Chekhov wrote many short stories, and perhaps more than any other Russian writer it is he who helped develop this genre. “Brevity is the sister of talent” is a famous phrase attributed to him. He was able to express complex ideas so concisely that anyone could understand them. “Ward No. 6” was later adapted for the screen in several countries.

7. Maxim Gorky “Chelkash”, 1895

Reading time: 1 hour

Chelkash is a free-spirited thief who prowls the Black Sea port of Odessa. Through his complex and dangerous relationship with a greedy peasant boy in need of money, whom he uses as an accomplice in a smuggling operation, his own nature is revealed.

When the story was published, Gorky, the eulogizer-in-chief of the proletariat, was condemned for excessively romanticizing the image of Chelkash. After all, such a strong-willed, freedom-loving thief might give law-abiding readers bad ideas.

8. Alexander Kuprin “Olesya”, 1898

Reading time: 2.5 hours

Do you think loving someone is about going to cafes and vacationing by the sea? Are you ready to protect your loved one from the hands of an angry mob? And how would you stay safe afterwards?

On duty, the young Ivan arrives in a remote village. One day, like in a fairy tale, he gets lost in the forest and stumbles upon a hut that is home to an old woman, considered by everyone to be a witch, and her beautiful granddaughter, who seems to possess magical powers.

Ivan tries to help the women from the wrath of the village, but his intervention in their lives has unfortunate consequences...

9. Mikhail Bulgakov “Morphine”, 1927

Reading time: 50 minutes

'Young Doctor's Notes' series

A dizzying, destructive tale about the perils of drug addiction from the man who gave us the above-mentioned phantasmagorical Master and Margarita.

A young doctor (Bulgakov, like Chekhov, was a medical man) finds the diary of a colleague who has shot himself. In it, the man describes how he was left by his beloved woman and how he began to inject morphine to stop the pain in his stomach. Russia was being torn apart by revolution and civil war, yet his only concern was morphine. He kept increasing the dose and was soon unable to live without the drug. But it is his “secret wife” who suffers most of all, because it was she who out of pity brought him that first fateful dose...

10. Ivan Bunin “Clean Monday”, 1944

Reading time: 25 minutes

Look closely at your beloved. The one you adore most in all the world seems cold and fickle, but you hope to tame her in the course of time. Dream on!
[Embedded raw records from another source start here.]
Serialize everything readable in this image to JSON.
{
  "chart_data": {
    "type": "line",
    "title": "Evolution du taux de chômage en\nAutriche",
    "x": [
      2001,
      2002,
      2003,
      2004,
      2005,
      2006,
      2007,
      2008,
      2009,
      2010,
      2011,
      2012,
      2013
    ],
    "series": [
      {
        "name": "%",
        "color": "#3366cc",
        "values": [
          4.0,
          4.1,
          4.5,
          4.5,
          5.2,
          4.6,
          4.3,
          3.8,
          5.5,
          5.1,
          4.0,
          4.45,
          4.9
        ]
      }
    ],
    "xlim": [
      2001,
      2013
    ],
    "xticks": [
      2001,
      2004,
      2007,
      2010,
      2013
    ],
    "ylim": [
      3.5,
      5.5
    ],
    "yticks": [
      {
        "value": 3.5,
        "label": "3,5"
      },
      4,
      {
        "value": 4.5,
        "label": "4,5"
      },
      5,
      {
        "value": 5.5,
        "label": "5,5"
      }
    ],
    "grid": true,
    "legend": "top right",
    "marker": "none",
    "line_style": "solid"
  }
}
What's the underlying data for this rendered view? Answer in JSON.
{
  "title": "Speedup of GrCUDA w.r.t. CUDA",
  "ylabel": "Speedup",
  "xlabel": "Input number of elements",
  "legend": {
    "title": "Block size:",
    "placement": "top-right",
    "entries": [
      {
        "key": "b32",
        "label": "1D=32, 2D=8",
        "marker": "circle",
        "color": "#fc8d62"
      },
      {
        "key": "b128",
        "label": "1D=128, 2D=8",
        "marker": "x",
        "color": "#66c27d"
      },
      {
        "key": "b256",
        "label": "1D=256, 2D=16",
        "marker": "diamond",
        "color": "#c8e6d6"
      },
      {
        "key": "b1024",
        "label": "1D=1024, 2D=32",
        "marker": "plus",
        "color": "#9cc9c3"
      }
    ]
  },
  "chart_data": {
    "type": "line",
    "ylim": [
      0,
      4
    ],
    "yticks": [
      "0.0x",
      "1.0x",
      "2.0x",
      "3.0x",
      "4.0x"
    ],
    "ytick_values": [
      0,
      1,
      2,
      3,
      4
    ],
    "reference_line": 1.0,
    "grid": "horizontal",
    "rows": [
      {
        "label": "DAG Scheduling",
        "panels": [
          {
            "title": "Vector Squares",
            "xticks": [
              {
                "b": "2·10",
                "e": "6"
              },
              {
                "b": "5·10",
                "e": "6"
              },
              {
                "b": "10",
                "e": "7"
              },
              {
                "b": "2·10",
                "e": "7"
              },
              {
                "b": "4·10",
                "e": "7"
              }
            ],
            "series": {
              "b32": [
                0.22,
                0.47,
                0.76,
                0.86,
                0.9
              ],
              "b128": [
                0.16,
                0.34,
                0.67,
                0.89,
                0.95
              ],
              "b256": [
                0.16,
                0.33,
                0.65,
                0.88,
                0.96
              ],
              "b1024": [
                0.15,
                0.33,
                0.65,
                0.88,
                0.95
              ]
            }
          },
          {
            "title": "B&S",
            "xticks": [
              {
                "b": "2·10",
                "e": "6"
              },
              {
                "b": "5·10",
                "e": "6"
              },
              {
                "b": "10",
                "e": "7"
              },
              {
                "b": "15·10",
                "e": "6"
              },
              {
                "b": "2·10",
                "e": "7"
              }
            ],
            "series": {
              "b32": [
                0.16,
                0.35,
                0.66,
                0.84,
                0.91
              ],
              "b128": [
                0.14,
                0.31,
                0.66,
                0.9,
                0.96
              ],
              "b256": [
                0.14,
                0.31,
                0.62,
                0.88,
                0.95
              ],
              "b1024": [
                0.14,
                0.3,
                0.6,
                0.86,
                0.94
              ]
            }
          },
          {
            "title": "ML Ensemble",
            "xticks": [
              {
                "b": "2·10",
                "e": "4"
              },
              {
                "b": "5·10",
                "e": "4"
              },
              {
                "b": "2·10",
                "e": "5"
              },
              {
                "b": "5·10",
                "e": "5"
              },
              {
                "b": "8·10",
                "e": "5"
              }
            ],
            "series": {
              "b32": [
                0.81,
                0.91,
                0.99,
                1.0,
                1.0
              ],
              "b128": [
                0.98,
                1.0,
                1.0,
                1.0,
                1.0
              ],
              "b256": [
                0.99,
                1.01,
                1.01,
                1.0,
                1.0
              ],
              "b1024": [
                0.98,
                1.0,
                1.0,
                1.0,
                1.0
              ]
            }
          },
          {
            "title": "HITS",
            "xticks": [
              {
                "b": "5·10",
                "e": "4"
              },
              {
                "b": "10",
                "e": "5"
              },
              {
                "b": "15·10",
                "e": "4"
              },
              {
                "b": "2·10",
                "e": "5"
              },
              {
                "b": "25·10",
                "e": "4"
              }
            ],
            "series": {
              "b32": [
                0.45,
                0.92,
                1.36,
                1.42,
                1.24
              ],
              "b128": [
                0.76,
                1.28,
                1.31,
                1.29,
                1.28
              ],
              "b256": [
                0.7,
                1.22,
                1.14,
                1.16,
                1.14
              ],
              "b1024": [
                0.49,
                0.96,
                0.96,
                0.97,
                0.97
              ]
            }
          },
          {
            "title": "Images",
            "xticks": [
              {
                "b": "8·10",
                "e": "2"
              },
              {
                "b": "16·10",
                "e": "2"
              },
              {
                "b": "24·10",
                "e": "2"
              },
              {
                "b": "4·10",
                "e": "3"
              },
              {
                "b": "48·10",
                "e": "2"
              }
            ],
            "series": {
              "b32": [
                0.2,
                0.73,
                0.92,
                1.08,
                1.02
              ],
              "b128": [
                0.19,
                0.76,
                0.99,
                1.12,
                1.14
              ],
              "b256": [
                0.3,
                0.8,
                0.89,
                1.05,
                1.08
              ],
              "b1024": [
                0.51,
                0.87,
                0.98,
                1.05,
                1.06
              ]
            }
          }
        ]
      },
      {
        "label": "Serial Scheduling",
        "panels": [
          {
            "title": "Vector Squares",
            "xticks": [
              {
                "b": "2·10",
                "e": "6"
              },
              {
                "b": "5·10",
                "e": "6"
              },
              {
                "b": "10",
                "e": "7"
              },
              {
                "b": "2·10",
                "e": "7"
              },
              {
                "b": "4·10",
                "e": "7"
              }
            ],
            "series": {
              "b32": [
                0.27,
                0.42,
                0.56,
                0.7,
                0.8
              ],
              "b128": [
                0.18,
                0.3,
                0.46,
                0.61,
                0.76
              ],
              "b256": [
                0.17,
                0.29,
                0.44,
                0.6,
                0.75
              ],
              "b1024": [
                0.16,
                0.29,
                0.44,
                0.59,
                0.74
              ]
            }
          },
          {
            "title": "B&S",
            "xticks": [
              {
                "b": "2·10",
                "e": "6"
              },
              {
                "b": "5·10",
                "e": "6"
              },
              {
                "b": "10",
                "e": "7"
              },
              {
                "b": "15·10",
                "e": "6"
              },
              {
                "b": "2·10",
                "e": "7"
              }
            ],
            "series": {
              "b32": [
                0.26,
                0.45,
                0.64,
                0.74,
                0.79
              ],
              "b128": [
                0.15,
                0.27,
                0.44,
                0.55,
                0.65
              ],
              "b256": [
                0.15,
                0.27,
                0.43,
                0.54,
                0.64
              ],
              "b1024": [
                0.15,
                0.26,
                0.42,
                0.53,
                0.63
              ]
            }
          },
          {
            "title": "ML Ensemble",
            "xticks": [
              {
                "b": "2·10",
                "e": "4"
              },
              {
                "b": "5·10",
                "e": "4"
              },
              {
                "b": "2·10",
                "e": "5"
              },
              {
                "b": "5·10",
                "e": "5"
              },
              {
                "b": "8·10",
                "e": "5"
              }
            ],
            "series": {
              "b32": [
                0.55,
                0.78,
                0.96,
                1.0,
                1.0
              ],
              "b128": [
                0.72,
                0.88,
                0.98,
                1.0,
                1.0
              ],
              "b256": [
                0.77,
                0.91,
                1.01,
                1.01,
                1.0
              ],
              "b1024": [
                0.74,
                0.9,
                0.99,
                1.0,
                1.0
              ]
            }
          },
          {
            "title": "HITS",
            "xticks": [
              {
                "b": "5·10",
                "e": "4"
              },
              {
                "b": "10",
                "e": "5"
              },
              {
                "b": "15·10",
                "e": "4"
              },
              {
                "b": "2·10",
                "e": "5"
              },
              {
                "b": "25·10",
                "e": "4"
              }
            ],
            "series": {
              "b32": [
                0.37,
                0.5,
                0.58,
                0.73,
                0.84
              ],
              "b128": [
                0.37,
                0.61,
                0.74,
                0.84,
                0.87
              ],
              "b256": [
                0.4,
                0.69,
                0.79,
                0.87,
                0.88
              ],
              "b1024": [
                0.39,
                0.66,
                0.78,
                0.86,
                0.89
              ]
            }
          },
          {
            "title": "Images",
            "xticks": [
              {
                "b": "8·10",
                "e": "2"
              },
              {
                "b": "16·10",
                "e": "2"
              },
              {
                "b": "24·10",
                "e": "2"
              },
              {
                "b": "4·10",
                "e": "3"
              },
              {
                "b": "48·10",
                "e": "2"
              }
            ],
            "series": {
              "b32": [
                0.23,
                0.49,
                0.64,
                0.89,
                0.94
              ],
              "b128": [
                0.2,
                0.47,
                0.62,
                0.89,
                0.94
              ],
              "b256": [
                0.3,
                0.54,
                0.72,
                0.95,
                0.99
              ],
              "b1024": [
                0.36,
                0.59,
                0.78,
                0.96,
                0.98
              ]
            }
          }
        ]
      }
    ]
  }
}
Tomorrow she will be totally out of reach.

The story is replete with undertones of light erotica. The mysterious lover of a young man does not want to make plans for the future. She enjoys life’s pleasures: delicious suppers, beautiful clothes, trips to the theater. But one day, she rapturously tells him about a church service she attended... And then, having allowed him to stay the night, asks him to forget her forever.